In the legal field, craftsmanship is usually referred to as ‟know-how” or ‟trade secrets”. Unlike trademarks, copyright, designs and patents, trade secrets – which are an integral part of the creative strategy of 75 percent of companies in the European Union (‟EU”) – do not currently benefit from strong protection granted by a harmonised and set framework of rules. Therefore, what’s in the works for the protection of trade secrets?
As a result, at the end of 2013, the European Commission proposed a new directive to harmonise the protection of trade secrets in the 28 member-states of the EU.
The directive on the protection of undisclosed know-how and business information (trade secrets) against their unlawful acquisition, use and disclosure, will protect trade secrets, being information that:
- is secret, in that it is not generally known or readily accessible to relevant persons in the field;
- has commercial value because it is secret, and
- has been subject to reasonable steps to keep it secret.
The acquisition of a trade secret will be unlawful in a range of circumstances where it is a result of breach of a confidentiality agreement or other practice ‟contrary to honest commercial practices”.
A common set of remedies where there has been unlawful acquisition, disclosure and use of trade secrets, such as interim and permanent injunctions, seizure and destruction of goods which result from the misuse of trade secrets and damages to compensate the trade secrets holders for losses suffered, will be implemented by the new directive. Another key change introduced is that some procedures will be in place to ensure the confidentiality of trade secrets during legal proceedings.
Many legal practitioners hope that the new directive will come into force in 2015, and then implemented by each member-state by 2016.

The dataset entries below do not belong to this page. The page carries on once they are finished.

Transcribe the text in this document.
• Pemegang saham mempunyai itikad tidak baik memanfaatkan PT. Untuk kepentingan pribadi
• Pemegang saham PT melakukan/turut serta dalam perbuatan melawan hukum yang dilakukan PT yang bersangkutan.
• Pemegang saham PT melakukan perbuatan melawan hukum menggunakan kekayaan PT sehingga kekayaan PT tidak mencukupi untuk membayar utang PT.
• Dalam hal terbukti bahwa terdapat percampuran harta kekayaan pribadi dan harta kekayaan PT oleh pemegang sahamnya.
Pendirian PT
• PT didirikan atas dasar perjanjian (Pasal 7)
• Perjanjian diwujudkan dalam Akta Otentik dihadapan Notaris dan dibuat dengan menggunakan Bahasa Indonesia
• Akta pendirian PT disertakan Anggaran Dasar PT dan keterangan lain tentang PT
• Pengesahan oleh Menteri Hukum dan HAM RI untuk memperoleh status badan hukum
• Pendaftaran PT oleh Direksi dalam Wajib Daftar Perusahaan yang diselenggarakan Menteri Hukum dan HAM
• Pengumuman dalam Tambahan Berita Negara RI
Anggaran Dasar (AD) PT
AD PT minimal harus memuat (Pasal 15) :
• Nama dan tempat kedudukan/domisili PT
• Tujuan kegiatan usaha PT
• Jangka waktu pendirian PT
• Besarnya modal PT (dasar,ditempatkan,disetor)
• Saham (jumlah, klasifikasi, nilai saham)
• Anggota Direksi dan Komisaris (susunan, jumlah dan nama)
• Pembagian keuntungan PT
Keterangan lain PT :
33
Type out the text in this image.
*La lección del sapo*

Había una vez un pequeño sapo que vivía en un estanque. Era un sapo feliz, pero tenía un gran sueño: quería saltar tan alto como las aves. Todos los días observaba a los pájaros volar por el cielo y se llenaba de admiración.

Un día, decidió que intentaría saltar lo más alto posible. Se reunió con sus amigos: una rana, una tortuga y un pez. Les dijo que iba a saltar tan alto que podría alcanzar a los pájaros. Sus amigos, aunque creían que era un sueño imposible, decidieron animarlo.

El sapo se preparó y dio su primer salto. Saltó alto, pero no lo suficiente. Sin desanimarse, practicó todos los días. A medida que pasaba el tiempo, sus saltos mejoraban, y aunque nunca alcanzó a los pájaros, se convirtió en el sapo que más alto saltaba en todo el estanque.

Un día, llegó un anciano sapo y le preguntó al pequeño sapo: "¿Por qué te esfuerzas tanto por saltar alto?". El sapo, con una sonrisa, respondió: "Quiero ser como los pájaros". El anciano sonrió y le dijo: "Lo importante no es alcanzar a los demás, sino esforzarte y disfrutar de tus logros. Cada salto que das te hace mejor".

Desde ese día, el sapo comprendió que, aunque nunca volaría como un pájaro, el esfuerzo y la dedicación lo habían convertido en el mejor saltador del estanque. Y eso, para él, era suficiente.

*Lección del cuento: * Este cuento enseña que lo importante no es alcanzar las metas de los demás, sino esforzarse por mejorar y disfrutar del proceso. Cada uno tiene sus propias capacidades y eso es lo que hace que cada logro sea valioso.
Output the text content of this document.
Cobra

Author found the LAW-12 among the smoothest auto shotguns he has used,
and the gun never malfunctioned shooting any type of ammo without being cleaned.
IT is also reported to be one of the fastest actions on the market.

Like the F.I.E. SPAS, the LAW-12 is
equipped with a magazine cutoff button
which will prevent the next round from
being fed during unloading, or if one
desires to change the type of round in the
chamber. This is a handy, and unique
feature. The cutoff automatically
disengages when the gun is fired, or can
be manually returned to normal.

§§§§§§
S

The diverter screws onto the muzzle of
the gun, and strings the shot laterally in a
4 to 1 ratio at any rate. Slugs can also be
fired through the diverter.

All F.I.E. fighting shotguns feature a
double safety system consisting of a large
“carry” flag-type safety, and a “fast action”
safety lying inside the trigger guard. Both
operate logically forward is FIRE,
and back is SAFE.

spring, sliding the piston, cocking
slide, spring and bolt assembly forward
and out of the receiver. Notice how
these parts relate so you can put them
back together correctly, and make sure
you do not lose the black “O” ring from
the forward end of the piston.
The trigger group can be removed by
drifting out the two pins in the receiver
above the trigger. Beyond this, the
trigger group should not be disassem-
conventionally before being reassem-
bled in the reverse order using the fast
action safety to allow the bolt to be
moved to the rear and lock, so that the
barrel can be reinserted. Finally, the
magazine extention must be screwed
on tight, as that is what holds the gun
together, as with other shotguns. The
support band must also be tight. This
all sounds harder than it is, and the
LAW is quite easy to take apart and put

The directive is good news for businesses, especially those focusing on craftsmanship. The new minimum level of protection for trade secrets will give them greater certainty that their trade secrets are safe and may facilitate cross-border investment and innovation. However, these changes will not remove the need for confidentiality agreements, especially as a prerequisite to the exchange of valuable confidential information.